Published online by Cambridge University Press: 28 March 2024
The first two decades of the 21st century have been shaped by multiple intersecting financial, health, and environmental crises, and rapid social change. The financial crisis of 2008 generated economic and fiscal consequences that resulted in unemployment and austerity measures. The COVID-19 pandemic, which began at the end of 2019, reshaped our societies dramatically and revealed the challenges of dealing with a pandemic within national health systems already under strain. The ongoing environmental and climate crises threaten the homes and livelihoods of many, particularly in the Global South, but also in the Global North, and have huge ramifications on how societies across the world organise their economies and citizens live their lives. These crises have intensified global economic, racial, and gender inequalities and thus must be analysed from an intersectional perspective (Crenshaw, 1991). Together, these intersecting crises have resulted in a wide range of mobilisations, from large-scale protests on the streets to self-help and DIY (do it yourself) mobilisations, which are less visible. This book is about the organisations and people that are responding to crises and seeking to bring about as well as resist social change. We call these organisations social change organisations (SCOs) and the people engaged in them social change makers (SCMs).
We argue that focusing on SCOs and SCMs in a historical perspective contributes to the development of a theory of social change that takes into account structure and agency. SCOs and SCMs are constrained by the contexts in which they are active, but at the same time they are contributing to the transformation of these contexts – more often incrementally than rapidly.

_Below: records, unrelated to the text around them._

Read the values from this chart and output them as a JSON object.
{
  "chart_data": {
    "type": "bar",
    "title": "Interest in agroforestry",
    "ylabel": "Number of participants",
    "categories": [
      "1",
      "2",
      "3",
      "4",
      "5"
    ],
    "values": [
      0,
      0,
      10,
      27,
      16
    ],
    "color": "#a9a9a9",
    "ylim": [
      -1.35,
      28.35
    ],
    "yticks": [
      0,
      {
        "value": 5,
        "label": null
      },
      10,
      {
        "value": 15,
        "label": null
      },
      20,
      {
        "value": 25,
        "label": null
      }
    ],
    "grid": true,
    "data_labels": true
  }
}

Our approach goes beyond models of social change that focus on the dynamics between incumbents and challengers (McAdam et al, 2001; Fligstein and McAdam, 2012). We argue that it is important to broaden the perspective on efforts to bring about change beyond contentious politics (various forms of violent or non-violent protest) by paying more attention to insider activism and prefigurative politics. Insider activism refers to social change making that seeks to pressure institutions to change (or resist change) in more formal contexts than contentious politics (Pettinicchio, 2012).